Bonn.

Die Bundesregierung kürzt die Solarförderung um weitere 16 Prozent und erntet dafür heftigen Widerspruch aus der Branche. Der ist der Schritt viel zu radikal. Im Interview wütet Frank Asbeck, Chef des Marktführers Solarworld, gegen die Pläne und erklärt, was die Kürzung anrichten würde.

Was hat Sie mehr überrascht: der baldige Termin der Kürzung oder die Höhe?

Frank Asbeck: Die Einspeisevergütung wurde bereits zum Jahresanfang um 10 Prozent gesenkt. Eine weitere Kürzung von 16 Prozent bereits im Sommer ist nicht darstellbar.

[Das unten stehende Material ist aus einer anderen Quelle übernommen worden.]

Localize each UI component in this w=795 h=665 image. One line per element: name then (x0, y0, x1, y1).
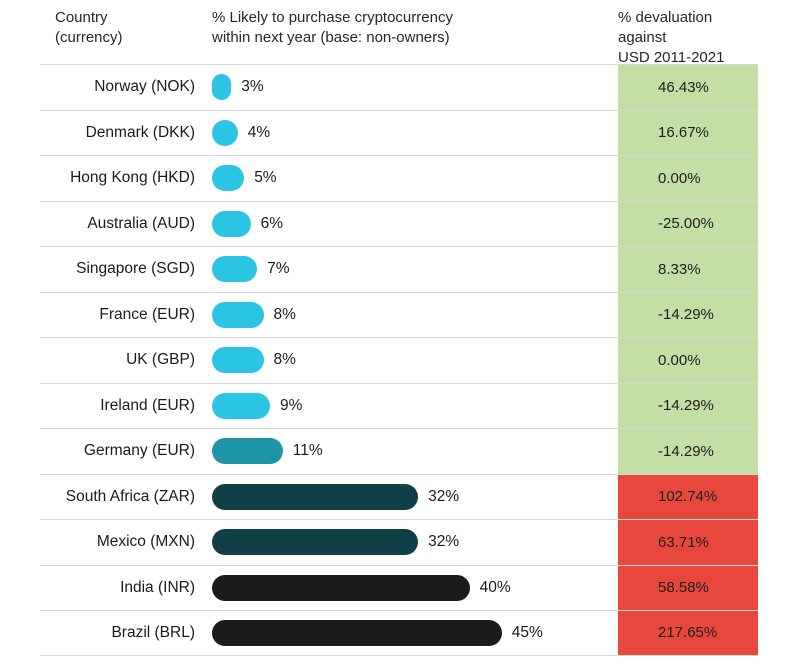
table-row: Brazil (BRL) 45% 217.65% (40, 610, 758, 656)
purchase-value-label: 32% (428, 487, 460, 505)
purchase-bar-cell: 8% (212, 338, 618, 383)
purchase-bar (212, 256, 258, 283)
purchase-bar (212, 438, 283, 465)
devaluation-cell: 16.67% (618, 110, 758, 155)
purchase-bar-cell: 32% (212, 520, 618, 565)
table-row: Germany (EUR) 11% -14.29% (40, 428, 758, 474)
purchase-value-label: 9% (280, 396, 303, 414)
table-row: Singapore (SGD) 7% 8.33% (40, 246, 758, 292)
country-label: Ireland (EUR) (100, 396, 195, 414)
table-row: Mexico (MXN) 32% 63.71% (40, 519, 758, 565)
purchase-bar-cell: 11% (212, 429, 618, 474)
purchase-bar (212, 210, 251, 237)
devaluation-cell: 8.33% (618, 247, 758, 292)
table-row: South Africa (ZAR) 32% 102.74% (40, 473, 758, 520)
table-row: UK (GBP) 8% 0.00% (40, 337, 758, 383)
purchase-bar-cell: 6% (212, 202, 618, 247)
table-row: Norway (NOK) 3% 46.43% (40, 64, 758, 110)
header-devaluation: % devaluation against USD 2011-2021 (618, 9, 725, 66)
country-label: South Africa (ZAR) (65, 487, 195, 505)
devaluation-cell: -14.29% (618, 429, 758, 474)
purchase-bar-cell: 7% (212, 247, 618, 292)
table-row: France (EUR) 8% -14.29% (40, 291, 758, 338)
purchase-bar-cell: 5% (212, 156, 618, 201)
country-label: France (EUR) (99, 305, 195, 323)
devaluation-cell: -14.29% (618, 292, 758, 337)
purchase-bar (212, 529, 419, 556)
country-label: Singapore (SGD) (76, 260, 195, 278)
purchase-value-label: 5% (254, 169, 277, 187)
devaluation-cell: 102.74% (618, 474, 758, 519)
country-label: Mexico (MXN) (96, 533, 195, 551)
purchase-bar-cell: 9% (212, 384, 618, 429)
purchase-bar-cell: 3% (212, 65, 618, 110)
table-row: Australia (AUD) 6% -25.00% (40, 200, 758, 247)
devaluation-cell: 0.00% (618, 156, 758, 201)
table-row: Hong Kong (HKD) 5% 0.00% (40, 155, 758, 201)
table-header: Country (currency) % Likely to purchase … (40, 8, 758, 66)
purchase-bar-cell: 45% (212, 611, 618, 655)
purchase-bar (212, 483, 419, 510)
purchase-value-label: 11% (292, 442, 323, 460)
devaluation-cell: 46.43% (618, 65, 758, 110)
country-label: Norway (NOK) (94, 78, 195, 96)
purchase-bar (212, 301, 264, 328)
purchase-bar-cell: 4% (212, 111, 618, 156)
country-label: Hong Kong (HKD) (70, 169, 195, 187)
header-purchase-likelihood: % Likely to purchase cryptocurrency with… (212, 9, 453, 46)
table-row: Ireland (EUR) 9% -14.29% (40, 382, 758, 429)
purchase-value-label: 4% (247, 123, 271, 141)
purchase-bar (212, 619, 502, 646)
purchase-value-label: 45% (511, 623, 543, 641)
country-label: Brazil (BRL) (111, 623, 195, 641)
purchase-value-label: 3% (241, 78, 264, 96)
purchase-value-label: 32% (428, 533, 460, 551)
purchase-value-label: 6% (260, 214, 283, 232)
purchase-bar (212, 574, 470, 601)
purchase-bar (212, 165, 245, 192)
country-label: India (INR) (120, 578, 195, 596)
devaluation-cell: 217.65% (618, 611, 758, 655)
devaluation-cell: -25.00% (618, 201, 758, 246)
purchase-bar-cell: 8% (212, 293, 618, 338)
country-label: UK (GBP) (126, 351, 195, 369)
purchase-bar-cell: 40% (212, 566, 618, 611)
devaluation-cell: 58.58% (618, 565, 758, 610)
devaluation-cell: -14.29% (618, 383, 758, 428)
table-body: Norway (NOK) 3% 46.43% Denmark (DKK) 4% … (40, 64, 758, 656)
header-country: Country (currency) (55, 9, 123, 46)
devaluation-cell: 0.00% (618, 338, 758, 383)
purchase-bar (212, 74, 232, 101)
purchase-value-label: 40% (479, 578, 511, 596)
table-row: Denmark (DKK) 4% 16.67% (40, 109, 758, 156)
purchase-bar (212, 119, 238, 146)
purchase-value-label: 8% (273, 305, 296, 323)
purchase-bar-cell: 32% (212, 475, 618, 520)
purchase-bar (212, 392, 270, 419)
data-table: Country (currency) % Likely to purchase … (40, 8, 758, 656)
devaluation-cell: 63.71% (618, 520, 758, 565)
purchase-value-label: 8% (273, 351, 296, 369)
table-row: India (INR) 40% 58.58% (40, 564, 758, 611)
country-label: Australia (AUD) (87, 214, 195, 232)
country-label: Germany (EUR) (83, 442, 195, 460)
purchase-bar (212, 347, 264, 374)
country-label: Denmark (DKK) (85, 123, 195, 141)
purchase-value-label: 7% (267, 260, 290, 278)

Wir selbst haben eine Nettomarge im ein- bis knapp zweistelligen Bereich. Wenn man davon zehn Prozent Preissenkung abzieht, bleibt nicht viel übrig. Man wird die deutsche Solarindustrie damit erdrücken.

Nun kommt die Union der Solarwirtschaft entgegen und will den Termin für die Förderkürzung zwei Monate nach hinten verschieben. Hat Sie das etwas versöhnlicher gestimmt?

Der Vorstandsvorsitzende der Solarworld AG, Frank H. Asbeck.
Der Vorstandsvorsitzende der Solarworld AG, Frank H. Asbeck.

Asbeck: Die zwei Monate ändern an meiner Grundkritik gar nichts. Wir gewinnen damit nur zwei Monate Zeit, die Anlagen aufs Dach zu bringen.

Es hätte aber auch schlimmer kommen können. Die Union wollte im Herbst sogar 30 Prozent Kürzung.

Asbeck: Man hätte auch eine gesamte Branche mit 60.000 Mitarbeitern einfach verbieten können, um es spitz zu sagen. Das wäre die einzige Steigerung gewesen. Jetzt macht man sie über die Degression kaputt.

Mit welchen Folgen rechnen Sie für die Branche und speziell für Ihr Unternehmen?

Asbeck: Kommt die Kürzung wie angekündigt, würde ein wesentlicher Teil der Branche zerstört. Und das ohne Notwendigkeit. Die Solarworld AG ist der leistungsfähigste Betrieb in der Branche, aber auch wir werden über kurz oder lang mit der Kürzung zu kämpfen haben. Wir haben in der Branche einen technischen Fortschritt von zehn Prozent. Nur diesen können wir auch in den Preisen weitergeben.

Fakt ist aber: Die Preise für die Solarmodule sind 2009 viel stärker gefallen, so dass es sich trotz geplanter Kürzung immer noch lohnt, eine Anlage aufs Dach zu setzen.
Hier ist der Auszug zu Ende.